More context is needed in these blogs before I jump into a topic I’m passionate about. Bennett Realty & Development does a lot of development work as principals and although my past experiences have been the hard-core salesman, I have learned that development requires so much more. Being a great salesperson can lead to much success but what happens when your business requires that and more? Being a good salesperson will only take you so far towards being a successful developer. In fact, many developers can “over-sell” and hurt their prospect of securing a site or a tenant. As the developer, you are the person with the vision of what can be accomplished, how to go about it, and who to hire for each phase of the operation. Without a developer, the project can fall apart at any stage. It’s like having a major league sporting team with no general manager or an army platoon with no general. One of the most important aspects of success as a developer is building the right team. Development deals require a large team of specialists – experts in their respective fields. Knowing exactly which of these experts you need from the following list could make the difference between success and failure.

• Architect – turns the vision behind the project into a detailed blueprint from which the general contractor and builders can work.

• Engineer – working with the architects, they create the process by which the project can come to life.

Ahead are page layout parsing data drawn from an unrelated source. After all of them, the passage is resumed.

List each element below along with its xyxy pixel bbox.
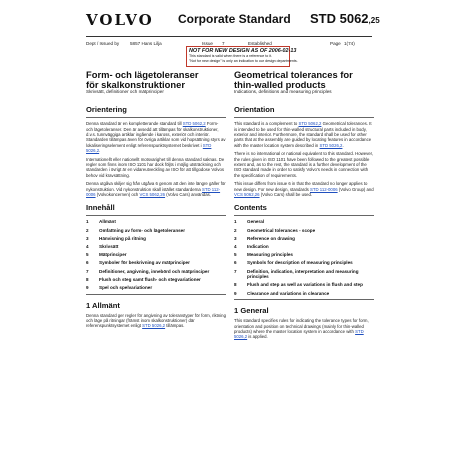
std-link[interactable]: STD 5026,2 [234,328,364,340]
page-value: 1(74) [344,41,355,46]
toc-item[interactable]: 9 Clearance and variations in clearance [234,290,330,296]
toc-item[interactable]: 4 Skrivsätt [86,244,119,250]
standard-number: STD 5062,25 [310,11,380,26]
toc-item[interactable]: 8 Flush and step as well as variations in flush and step [234,282,363,288]
toc-item[interactable]: 3 Hänvisning på ritning [86,235,146,241]
swedish-subtitle: Skrivsätt, definitioner och mätprinciper [86,89,164,95]
dept-value: 5857 Hans Lilja [130,41,162,46]
volvo-logo: VOLVO [86,11,154,29]
header-rule [86,36,372,37]
std-link[interactable]: VCS 5062,26 [234,192,260,198]
std-link[interactable]: STD 5062,2 [182,121,206,127]
english-orientation-heading: Orientation [234,105,275,115]
english-toc [234,219,374,296]
toc-item[interactable]: 2 Omfattning av form- och lägetoleranser [86,227,186,233]
english-general-p: This standard specifies rules for indicating the tolerance types for form, orientation and position on technical drawings (mainly for thin-walled products) where the master location system in accordance with STD 5026,2 is applied. [234,318,369,340]
english-orientation-p1: This standard is a complement to STD 5062,2 Geometrical tolerances. It is intended to be used for thin-walled structural parts included in body, exterior and interior. Furthermore, the standard shall be used for other parts that at the assembly are guided by locating features in accordance with the master location system described in STD 5026,2. [234,121,372,148]
english-column [234,70,374,343]
swedish-orientation-p2: Internationellt eller nationellt motsvarighet till denna standard saknas. De regler som finns inom ISO 1101 har dock följts i möjlig utsträckning och standarden i övrigt är en vidareutveckling av ISO för att tillgodose Volvos behov vid kravsättning. [86,156,225,178]
std-link[interactable]: STD 5026,2 [86,142,212,154]
not-for-new-design-notice [186,46,298,67]
toc-item[interactable]: 6 Symbols for description of measuring principles [234,260,353,266]
section-rule [86,215,226,216]
english-orientation-p3: This issue differs from issue 6 in that the standard no longer applies to new design. For new design, standards STD 112-0006 (Volvo Group) and VCS 5062,26 (Volvo Cars) shall be used. [234,181,374,198]
english-contents-heading: Contents [234,203,267,213]
toc-item[interactable]: 1 General [234,219,265,225]
english-subtitle: Indications, definitions and measuring principles [234,89,332,95]
std-link[interactable]: STD 112-0006 [86,186,221,198]
toc-item[interactable]: 3 Reference on drawing [234,235,295,241]
toc-item[interactable]: 5 Measuring principles [234,252,293,258]
english-title-line-1: Geometrical tolerances for [234,69,353,80]
established-label: Established [248,41,272,46]
toc-item[interactable]: 7 Definitioner, angivning, innebörd och mätprinciper [86,268,210,274]
english-orientation-p2: There is no international or national equivalent to this standard. However, the rules given in ISO 1101 have been followed to the greatest possible extent and, as to the rest, the standard is a further development of the ISO standard made in order to satisfy Volvo's needs in connection with the specification of requirements. [234,151,374,178]
std-link[interactable]: VCS 5062,26 [139,192,166,198]
swedish-orientation-p1: Denna standard är en kompletterande standard till STD 5062,2 Form- och lägetoleranser. Den är avsedd att tillämpas för skalkonstruktioner, d.v.s. tunnväggiga artiklar ingående i kaross, exteriör och interiör. Standarden tillämpas även för övriga artiklar som vid hopsättning styrs av lokaliseringselement enligt referenspunktsystemet beskrivet i STD 5026,2. [86,121,226,154]
english-general-heading: 1 General [234,306,269,316]
std-link[interactable]: STD 112-0006 [309,186,338,192]
english-title-line-2: thin-walled products [234,78,326,90]
issue-label: Issue [202,41,213,46]
swedish-toc [86,219,226,290]
toc-item[interactable]: 4 Indication [234,244,269,250]
section-rule [86,294,226,295]
toc-item[interactable]: 6 Symboler för beskrivning av mätprinciper [86,260,190,266]
standard-type-title: Corporate Standard [178,12,291,26]
section-rule [234,299,374,300]
dept-label: Dept / Issued by [86,41,120,46]
swedish-general-heading: 1 Allmänt [86,300,120,310]
notice-line-1: This standard is valid when there is a reference to it. [189,54,273,58]
toc-item[interactable]: 7 Definition, indication, interpretation and measuring principles [234,268,359,280]
std-link[interactable]: STD 5026,2 [319,142,343,148]
toc-item[interactable]: 9 Spel och spelvariationer [86,284,153,290]
swedish-contents-heading: Innehåll [86,203,115,213]
toc-item[interactable]: 2 Geometrical tolerances - scope [234,227,316,233]
swedish-orientation-heading: Orientering [86,105,127,115]
std-link[interactable]: STD 5062,2 [298,121,322,127]
page-label: Page [330,41,341,46]
swedish-column [86,70,226,332]
notice-line-2: "Not for new design" is only an indication to our design departments. [189,58,298,63]
swedish-title-line-1: Form- och lägetoleranser [86,69,199,80]
section-rule [234,117,374,118]
section-rule [86,117,226,118]
std-link[interactable]: STD 5026,2 [142,323,166,329]
swedish-general-p: Denna standard ger regler för angivning av toleranstyper för form, riktning och läge på ritningar (främst inom skalkonstruktioner) där referenspunktsystemet enligt STD 5026,2 tillämpas. [86,312,226,329]
toc-item[interactable]: 5 Mätprinciper [86,252,127,258]
issue-value: 7 [222,41,225,46]
swedish-title-line-2: för skalkonstruktioner [86,78,185,90]
toc-item[interactable]: 1 Allmänt [86,219,116,225]
notice-heading: NOT FOR NEW DESIGN AS OF 2006-02-13 [189,48,297,54]
toc-item[interactable]: 8 Flush och steg samt flush- och stegvariationer [86,276,201,282]
swedish-orientation-p3: Denna utgåva skiljer sig från utgåva 6 genom att den inte längre gäller för nykonstruktion. Vid nykonstruktion skall istället standarderna STD 112-0006 (Volvokoncernen) och VCS 5062,26 (Volvo Cars) användas. [86,181,226,198]
section-rule [234,215,374,216]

• Environmental Consultant – assesses any environmental impact the construction, the presence of the completed building, or property usage might have.

• General Contractor – using the work of the architects and engineers, they oversee acquiring the proper builders and the day-to-day work on the project.

• Land Use Attorney – investigates laws and zoning to prevent expedition of a project that zoning or law will not allow. And perhaps more importantly is a commonly-seen face to boards if they are active within the town. These are the “relationship” people.

• Lender – Often, large commercial real estate ventures require more operating capital than the investors have. Lenders provide this additional funding and sometimes exert some level of oversight to ensure proper usage of the borrowed funds.

• Project Manager – maintains the plans, scheduling, and budget for the property. They work with most of the upper echelon of the team, making sure they have everything to complete the work on time, within budget, and at a high quality. They are also responsible for reporting the progress of the work to any stakeholders.

• Surveyor – hired to show the exact boundaries, access, and any easements that the city, county, or state may have in place. They will then stake and/or flag the corners of the property.

• Title Agent – makes sure the land is free and clear of any claims or liens against it.

• Traffic Engineer – determines whether a property is viable for the intended usage, and then plans access to the property based on the existing roads.

• Planner—while not always needed in a site plan application, planners can be the “cherry on the top” in testimony to boards to explain the practical effects of a potential new development. In some cases, towns & cities have their own third-party planners to provide insight into the overall character of the project and how it fits into the towns’ master plan or vision.

The success depends on you, the developer, choosing the right people for the jobs!